Abstract The valorization of lignocellulosic wastes emerges as a prime strategy to mitigate the global carbon footprint. Among the multiple biomass derivatives, γ‐valerolactone is particularly attractive as precursor of high‐value chemicals, biofuel, green solvent or perfumery. γ‐Valerolactone can be synthesized through a hydrogenation reaction from levulinic acid, obtained from cellulose. However, the high energy requirements of this synthetic pathway have hindered its industrial viability. To drastically reduce the reaction energy requirements, here a novel synthetic strategy, based on solvothermal‐photothermal processes using cost‐effective Raney‐Ni as photothermal catalyst, is proposed. First, the use of hydrogen gas is avoided by selecting isopropanol as a safer and greener H‐source. Second, a photothermocatalytic process is used to minimize the reaction temperature and time with respect to conventional reactions. This approach exploits the broadband optical absorption of the Raney®‐Ni, due to its highly damped plasmonic behavior, to achieve fast and efficient catalyst heating inside the reactor.
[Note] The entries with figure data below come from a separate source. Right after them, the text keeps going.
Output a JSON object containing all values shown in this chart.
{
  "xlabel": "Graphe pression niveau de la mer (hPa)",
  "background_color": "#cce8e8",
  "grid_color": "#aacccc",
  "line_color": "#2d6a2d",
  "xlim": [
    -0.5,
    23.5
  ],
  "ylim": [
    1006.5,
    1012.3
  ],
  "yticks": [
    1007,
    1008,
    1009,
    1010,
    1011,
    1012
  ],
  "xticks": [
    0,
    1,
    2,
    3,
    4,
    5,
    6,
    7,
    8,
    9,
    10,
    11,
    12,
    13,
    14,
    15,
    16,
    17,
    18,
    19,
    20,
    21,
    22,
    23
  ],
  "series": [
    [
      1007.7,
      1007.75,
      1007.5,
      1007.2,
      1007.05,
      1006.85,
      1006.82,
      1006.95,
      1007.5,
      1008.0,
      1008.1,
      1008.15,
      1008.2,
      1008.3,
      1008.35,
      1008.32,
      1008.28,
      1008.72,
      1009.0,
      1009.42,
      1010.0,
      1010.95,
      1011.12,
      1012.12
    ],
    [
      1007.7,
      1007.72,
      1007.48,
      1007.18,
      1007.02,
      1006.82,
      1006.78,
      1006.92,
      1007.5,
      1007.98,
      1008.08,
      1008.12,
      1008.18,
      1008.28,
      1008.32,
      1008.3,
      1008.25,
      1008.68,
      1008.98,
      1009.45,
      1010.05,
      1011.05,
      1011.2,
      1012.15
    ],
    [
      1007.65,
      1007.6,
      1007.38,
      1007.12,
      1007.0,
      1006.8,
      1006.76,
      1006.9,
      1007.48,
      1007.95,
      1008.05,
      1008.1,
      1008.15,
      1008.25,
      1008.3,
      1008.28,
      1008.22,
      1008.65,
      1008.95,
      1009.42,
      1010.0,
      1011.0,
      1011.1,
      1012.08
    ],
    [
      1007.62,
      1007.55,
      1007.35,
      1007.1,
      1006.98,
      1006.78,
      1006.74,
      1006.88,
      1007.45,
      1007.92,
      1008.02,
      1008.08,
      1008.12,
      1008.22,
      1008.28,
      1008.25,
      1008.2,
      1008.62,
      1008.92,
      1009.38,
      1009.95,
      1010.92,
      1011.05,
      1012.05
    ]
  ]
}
The photothermal reaction required less than 2 h and just 132 °C to reach over 95% conversion, thereby drastically reducing the reaction time and energy consumption compared to conventional reactions. Importantly, these conditions granted high catalyst reusability. This solvothermal‐photothermal approach could offer a sustainable alternative for the industrial production of γ‐valerolactone.